I once heard that one should not only change their socks and shorts every couple of years but should also change their primary care physician as well. When we moved out here a couple of years back I was forced to seek a new doctor. Not only did I find a primary care physician, I also found a nephrologist, a rheumatologist, and a ophthalmologist.

I forget which doctor it was that I had this conversation with but after two visits and exhaustive lab tests, this is how it went when the doctor entered the exam room.

Me: “Well, doc, how am I doing?”

Doctor: “Fairly well, for a man of your age and condition.”

Me: “That comment concerns me. Do you think I’ll live to be 80?”

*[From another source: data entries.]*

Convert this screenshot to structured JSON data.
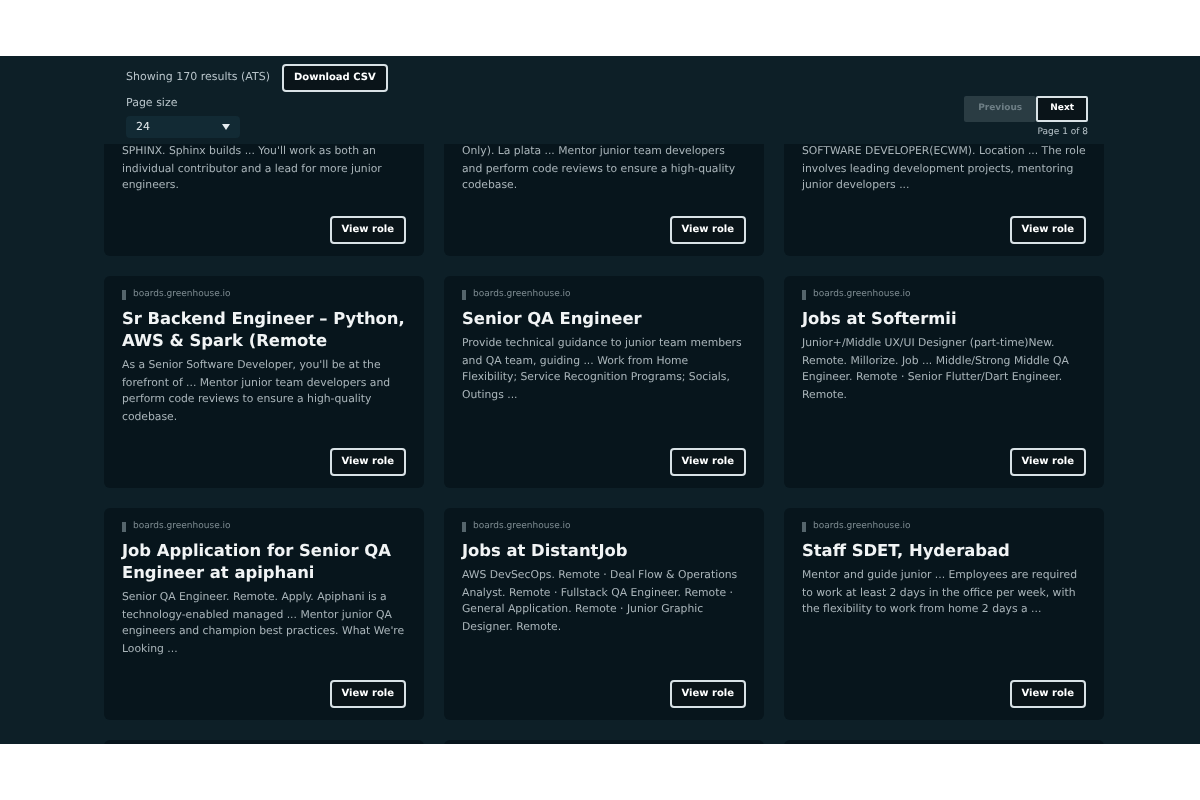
{
  "results": {
    "summary": "Showing 170 results (ATS)",
    "download_button": "Download CSV",
    "page_size_label": "Page size",
    "page_size": "24"
  },
  "pagination": {
    "previous": "Previous",
    "previous_disabled": true,
    "next": "Next",
    "page_info": "Page 1 of 8"
  },
  "partial_cards": [
    {
      "description": "SPHINX. Sphinx builds ... You'll work as both an individual contributor and a lead for more junior engineers.",
      "button": "View role"
    },
    {
      "description": "Only). La plata ... Mentor junior team developers and perform code reviews to ensure a high-quality codebase.",
      "button": "View role"
    },
    {
      "description": "SOFTWARE DEVELOPER(ECWM). Location ... The role involves leading development projects, mentoring junior developers ...",
      "button": "View role"
    }
  ],
  "cards": [
    {
      "source": "boards.greenhouse.io",
      "title": "Sr Backend Engineer – Python, AWS & Spark (Remote",
      "description": "As a Senior Software Developer, you'll be at the forefront of ... Mentor junior team developers and perform code reviews to ensure a high-quality codebase.",
      "button": "View role"
    },
    {
      "source": "boards.greenhouse.io",
      "title": "Senior QA Engineer",
      "description": "Provide technical guidance to junior team members and QA team, guiding ... Work from Home Flexibility; Service Recognition Programs; Socials, Outings ...",
      "button": "View role"
    },
    {
      "source": "boards.greenhouse.io",
      "title": "Jobs at Softermii",
      "description": "Junior+/Middle UX/UI Designer (part-time)New. Remote. Millorize. Job ... Middle/Strong Middle QA Engineer. Remote · Senior Flutter/Dart Engineer. Remote.",
      "button": "View role"
    },
    {
      "source": "boards.greenhouse.io",
      "title": "Job Application for Senior QA Engineer at apiphani",
      "description": "Senior QA Engineer. Remote. Apply. Apiphani is a technology-enabled managed ... Mentor junior QA engineers and champion best practices. What We're Looking ...",
      "button": "View role"
    },
    {
      "source": "boards.greenhouse.io",
      "title": "Jobs at DistantJob",
      "description": "AWS DevSecOps. Remote · Deal Flow & Operations Analyst. Remote · Fullstack QA Engineer. Remote · General Application. Remote · Junior Graphic Designer. Remote.",
      "button": "View role"
    },
    {
      "source": "boards.greenhouse.io",
      "title": "Staff SDET, Hyderabad",
      "description": "Mentor and guide junior ... Employees are required to work at least 2 days in the office per week, with the flexibility to work from home 2 days a ...",
      "button": "View role"
    }
  ]
}
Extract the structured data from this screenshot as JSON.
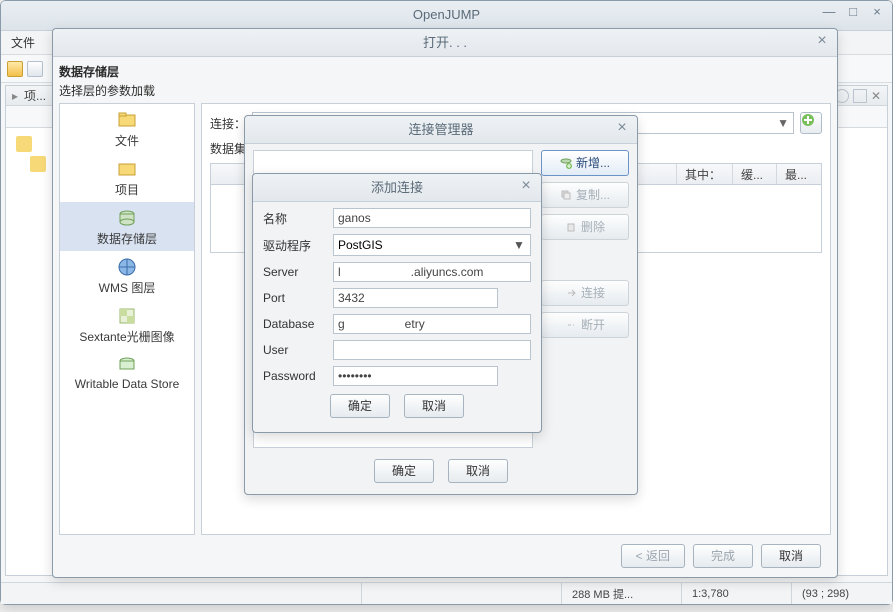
{
  "app": {
    "title": "OpenJUMP"
  },
  "main_menu": {
    "file": "文件"
  },
  "project_tab": "项...",
  "status": {
    "mem": "288 MB 提...",
    "scale": "1:3,780",
    "coords": "(93 ; 298)"
  },
  "open": {
    "title": "打开. . .",
    "heading": "数据存储层",
    "subheading": "选择层的参数加载",
    "sidebar": [
      {
        "label": "文件"
      },
      {
        "label": "项目"
      },
      {
        "label": "数据存储层"
      },
      {
        "label": "WMS 图层"
      },
      {
        "label": "Sextante光栅图像"
      },
      {
        "label": "Writable Data Store"
      }
    ],
    "conn_label": "连接：",
    "dataset_label": "数据集",
    "cols": {
      "mid": "其中：",
      "cache": "缓...",
      "max": "最..."
    },
    "back": "< 返回",
    "finish": "完成",
    "cancel": "取消"
  },
  "connmgr": {
    "title": "连接管理器",
    "add": "新增...",
    "copy": "复制...",
    "delete": "删除",
    "connect": "连接",
    "disconnect": "断开",
    "ok": "确定",
    "cancel": "取消"
  },
  "addconn": {
    "title": "添加连接",
    "name_label": "名称",
    "name_value": "ganos",
    "driver_label": "驱动程序",
    "driver_value": "PostGIS",
    "server_label": "Server",
    "server_value": "l                     .aliyuncs.com",
    "port_label": "Port",
    "port_value": "3432",
    "db_label": "Database",
    "db_value": "g                  etry",
    "user_label": "User",
    "user_value": "",
    "password_label": "Password",
    "password_value": "••••••••",
    "ok": "确定",
    "cancel": "取消"
  }
}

Doctor: “Well, do you smoke, chew or drink beer?”

Me: “Oh, no, I’ve never done any of those.”

Doctor: “Do you eat rib-eye steaks or bar-b-qued ribs?”

Me: “No, I’ve heard that all red meat is very unhealthful?”

Doctor: “Do you spend a lot of time in the sun, like playing golf?”

Me: “No, I don’t.”

Doctor: “Do you gamble or drive fast cars?”

Me: “I wouldn’t think of doing either.”

Doctor: “Do you chase fast women?”

Me: “I don’t even chase slow ones.”

Doctor: (After finishing taking notes, looked at me and said), “Then why in the heck do you want to live to be 80?”